If we can do these things, and split up BuildSettings in preparation for directionality (up/down/nowhere) with arrays support; we might have a way to do invasive structural changes in the package management side to break up the behavior with clearer divisions of build/package manager. But it's going to be slow going, and it's going to have to be bottom-up from the leaf modules.

One of the reasons we have to start bottom up is because dub has two abstractions for metadata. Recipes are what the dub files are represented by, and BuildSettings for the build itself. Ideally, the package manager would not know about the build manager's metadata (although it would tell the build manager to load its data), and the build manager wouldn't know about the package manager's metadata, which isn't the case right now.

Thoughts?

December 11, 2022

On Sunday, 11 December 2022 at 12:43:47 UTC, Rikki Cattermole wrote:

>

Hello again!

[...]

dub-registry:

As for the dub-registry i can only advice to avoid having it do more things than it already does.

In fact, I can only suggest to make it considerably dumber.

Right now it partakes in dependency resolution by recursively resolving transitive dependencies.
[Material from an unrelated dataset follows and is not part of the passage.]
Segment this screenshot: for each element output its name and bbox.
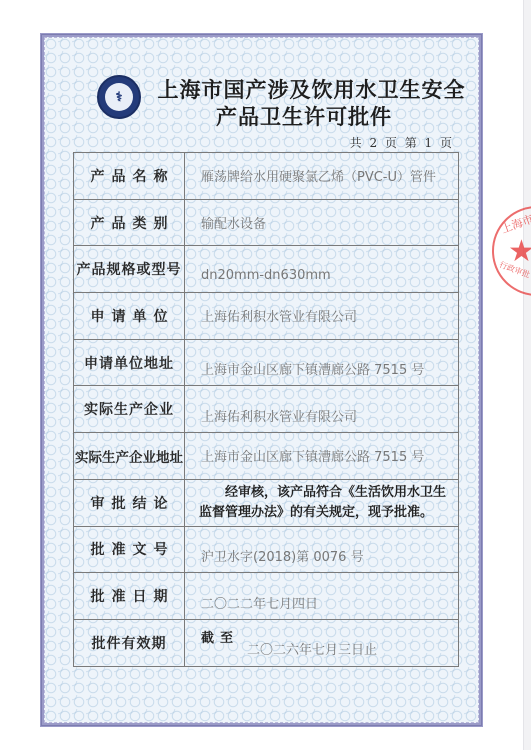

This has considerable resource requirements due to the reconstruction of relative big json snippets.

This thrashes a lot of memory and puts unnecessary pressure on the GC, resulting in high memory requirements for a relatively simple registry.

The tradeoff is having the client make multiple requests, however, they can be done semi-parallel and, without requiring transformations, can be streamed straight out of the database.

December 12, 2022
Dub isn't thread-safe. It would require significant structural changes to get any form of parallelism going on.

But the problem is that you have to retrieve metadata from the registry, pass that into getBestPackage and from there perform additional downloads. It is absolutely insane to have to do this when the logic is already compiled into dub-registry!